Gerçekten insancıl duygulardan doğan bir öneri miydi?

Yaklaşan genel seçimler için düşünülmüş yatırımlarından biri miydi?

Bilinen o ki, Öcalan’ın tam kampanya öncesinde teslim edilmesi bu çeşit popülizm gösterilerine gerek bırakmamış ve azınlık iktidarı kolaylıkla seçim sonrasının koalisyon çoğunluğunda hükümet başkanlığına dönüşmüştür.

Ama, yine de, af konusunda yaratılmış umutları söndürmemek ve beklentileri kızgınlığa dönüştürmemek için, vaat edilenin mutlaka yapılması ve yasanın çıkarılması gerekmekteydi. O da oldu.

Yas içindeki bir ülkede depremden mal kaçırırcasına ve kamuoyunda büyük tepki uyandıran bir yığın suç kategorisini de kapsayarak.

Şimdi, Başbakan'ca edilen ‘‘Ben de beğenmedim!’’ sözleri ne ölçüde içtenliklidir? Af bahsi bir kez açılınca, çeşitli partilerden gelen başka beklentilerin de işin içine gireceği ve şeriatçılıktan çeteciliğe kadar her türlü suçun affa sokulmasının isteneceği belli değil miydi? ‘‘Benim de içime sinmedi’’ demek neye yarar?

Hele bu pazarlığı da demokrasinin kaçınılmaz sonucu saymak ve neredeyse uzlaşıcılık erdeminin yeni bir belirtisi olarak sunmak?

Bu noktada, yalnız Sayın Başbakan'la değil, başka birçok politikacıyla da ilgili olarak, Türk siyaset sahnesinin temel bir özelliğini deşmek gerekiyor: Yaratılan karizmalarla gerçek yaşamdaki davranışlar arasındaki tutarsızlık.

Örneğin, ünleri içtenlik olanların gerçek yaşamdaki hınzırca hesaplı, hatta içten pazarlıklı tutumları.

Doğru diye bilinenlerin bükülgenlik gerektiren durumlardaki eğrilikleri.
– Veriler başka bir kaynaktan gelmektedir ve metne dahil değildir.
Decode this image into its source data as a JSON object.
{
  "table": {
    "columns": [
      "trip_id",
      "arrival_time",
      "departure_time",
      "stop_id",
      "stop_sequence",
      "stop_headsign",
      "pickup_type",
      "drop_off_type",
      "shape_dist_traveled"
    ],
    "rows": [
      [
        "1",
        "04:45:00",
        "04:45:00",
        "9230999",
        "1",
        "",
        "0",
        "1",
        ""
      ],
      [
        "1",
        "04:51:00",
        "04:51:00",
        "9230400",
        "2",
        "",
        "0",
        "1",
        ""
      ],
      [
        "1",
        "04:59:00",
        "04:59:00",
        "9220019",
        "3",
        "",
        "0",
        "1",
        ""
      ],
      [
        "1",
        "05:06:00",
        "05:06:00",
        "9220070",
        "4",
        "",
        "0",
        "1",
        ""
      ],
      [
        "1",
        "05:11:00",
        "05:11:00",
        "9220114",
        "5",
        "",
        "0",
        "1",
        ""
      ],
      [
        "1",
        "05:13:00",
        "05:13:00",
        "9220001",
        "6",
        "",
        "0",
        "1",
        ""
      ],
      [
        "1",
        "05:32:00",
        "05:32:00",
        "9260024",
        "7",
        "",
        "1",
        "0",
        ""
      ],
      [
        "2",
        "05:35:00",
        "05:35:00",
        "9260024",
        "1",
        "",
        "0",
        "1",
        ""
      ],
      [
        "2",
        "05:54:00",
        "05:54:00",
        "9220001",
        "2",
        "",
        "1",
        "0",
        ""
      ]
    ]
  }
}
Karınca ezmez diye tanınanların sınır tanımaz gaddarlıkları.

Affedilmezleri bile affetmeye yatkın görünenlerin eski yandaşlarına, hatta kendileri için çırpınmış yüksek bürokratlara kindarlıkları.

Bereket, yaşamın gerçekleri eninde sonunda karizmaları eritiveriyor.